Согласимся с Кобылянским, озаглавившим воспоминания пронзительным криком: «Мы не были полчищем варваров и сексуальных маньяков!» Он утверждал, что в его окружении насильников было немного, около одного процента (действительно, зачем озорничать, то есть насильничать, если свёрток с продуктами позволяет совершить натуральный обмен. — Прим. Р.Г.).
Нет оснований ему не верить — в Красной армии было немало подразделений, командиры которых не допускали насилия в отношении гражданского населения. Но историческая правда не хромоножка. Есть две правды. Мемуары бравых танкистов и кавалеристов и воспоминания жертв и очевидцев красноармейских насилий.
Признание Богомолова
Сложно обвинить в антипатриотизме писателя Богомолова, офицера войсковой разведки и автора романа «В августе сорок четвёртого». Публикуя в романе «Жизнь моя, иль ты приснилась мне?» множество документов, в том числе негативных, относящихся к последним месяцам войны, и усердно повторяя, что руководство Красной армии жёстко пресекало факты нарушения воинской дисциплины, он находит им объяснение.
«Оказавшись на территории Германии после четырёх лет кровопролитной жестокой войны, разрухи, голода, бойцы и офицеры Красной армии, к своему удивлению, увидели богатые и сытые хозяйства немецких фермеров, отлично организованное сельское хозяйство, невиданную сельскохозяйственную и бытовую технику, бетонированные скотные дворы, шоссейные дороги, проложенные от деревни к деревне, автострады для восьми или десяти идущих в ряд машин; увидели в берлинских предместьях и дачных районах шикарные двух- и трёхэтажные собственные дома с электричеством, газом, ванными и великолепно возделанными садами.
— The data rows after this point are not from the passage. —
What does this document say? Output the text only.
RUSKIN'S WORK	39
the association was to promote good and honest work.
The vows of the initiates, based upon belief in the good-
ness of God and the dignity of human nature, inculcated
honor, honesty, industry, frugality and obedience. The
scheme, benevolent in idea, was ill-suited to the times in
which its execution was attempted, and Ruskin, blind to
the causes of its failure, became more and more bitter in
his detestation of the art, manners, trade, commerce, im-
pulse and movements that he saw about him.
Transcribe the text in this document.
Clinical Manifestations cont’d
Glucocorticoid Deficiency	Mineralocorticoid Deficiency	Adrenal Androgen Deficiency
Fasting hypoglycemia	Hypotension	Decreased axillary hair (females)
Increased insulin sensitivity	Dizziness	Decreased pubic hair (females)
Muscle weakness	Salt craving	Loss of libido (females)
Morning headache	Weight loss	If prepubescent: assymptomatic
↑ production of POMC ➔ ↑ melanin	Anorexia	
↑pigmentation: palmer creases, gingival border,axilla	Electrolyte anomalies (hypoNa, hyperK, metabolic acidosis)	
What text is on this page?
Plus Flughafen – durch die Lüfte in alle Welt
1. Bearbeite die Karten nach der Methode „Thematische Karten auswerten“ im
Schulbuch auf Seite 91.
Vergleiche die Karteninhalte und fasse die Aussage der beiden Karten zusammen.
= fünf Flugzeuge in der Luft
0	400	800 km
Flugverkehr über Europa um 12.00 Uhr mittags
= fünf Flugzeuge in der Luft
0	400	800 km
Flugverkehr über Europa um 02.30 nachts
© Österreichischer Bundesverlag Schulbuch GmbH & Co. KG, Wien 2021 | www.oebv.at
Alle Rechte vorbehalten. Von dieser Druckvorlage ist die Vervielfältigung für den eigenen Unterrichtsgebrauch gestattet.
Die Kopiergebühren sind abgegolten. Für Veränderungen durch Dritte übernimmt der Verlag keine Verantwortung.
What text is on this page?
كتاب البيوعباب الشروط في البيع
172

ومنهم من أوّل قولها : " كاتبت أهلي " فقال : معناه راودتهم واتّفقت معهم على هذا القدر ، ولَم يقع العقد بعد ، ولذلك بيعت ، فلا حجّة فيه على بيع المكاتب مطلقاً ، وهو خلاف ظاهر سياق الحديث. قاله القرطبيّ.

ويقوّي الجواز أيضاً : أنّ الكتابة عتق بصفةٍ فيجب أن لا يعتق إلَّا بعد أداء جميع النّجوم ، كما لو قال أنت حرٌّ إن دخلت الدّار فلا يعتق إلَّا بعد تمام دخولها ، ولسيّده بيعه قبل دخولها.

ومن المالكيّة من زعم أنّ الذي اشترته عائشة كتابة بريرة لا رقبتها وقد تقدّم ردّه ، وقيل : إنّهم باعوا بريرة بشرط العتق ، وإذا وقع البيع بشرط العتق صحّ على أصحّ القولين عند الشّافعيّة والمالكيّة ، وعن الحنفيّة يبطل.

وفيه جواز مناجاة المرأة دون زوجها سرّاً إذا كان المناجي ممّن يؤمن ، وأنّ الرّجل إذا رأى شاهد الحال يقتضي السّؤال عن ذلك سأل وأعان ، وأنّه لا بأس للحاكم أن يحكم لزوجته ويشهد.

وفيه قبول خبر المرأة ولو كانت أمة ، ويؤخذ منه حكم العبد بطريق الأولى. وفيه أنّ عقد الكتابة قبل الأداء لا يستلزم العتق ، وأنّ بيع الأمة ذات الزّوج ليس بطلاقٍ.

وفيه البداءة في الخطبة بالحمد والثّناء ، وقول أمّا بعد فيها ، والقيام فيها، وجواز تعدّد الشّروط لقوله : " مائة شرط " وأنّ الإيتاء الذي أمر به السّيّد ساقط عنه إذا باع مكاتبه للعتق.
Увидев эту сытую, устроенную, благополучную жизнь обычного немца, умопомрачительную роскошь вилл, замков, особняков, поместий, увидев крестьянские дворы: чистоту, опрятность, благосостояние […] стада на пастбищах […] в деревенских домах шкафы и комоды, а в них — одежда, хорошая обувь, шерстяные и пуховые одеяла, фарфор […] увидев всё это, советский военнослужащий ощущал непривычную новизну всех предметов и окружающих явлений и невольно задавался вопросом, чего же им, немцам, ещё не хватало при такой-то райской жизни.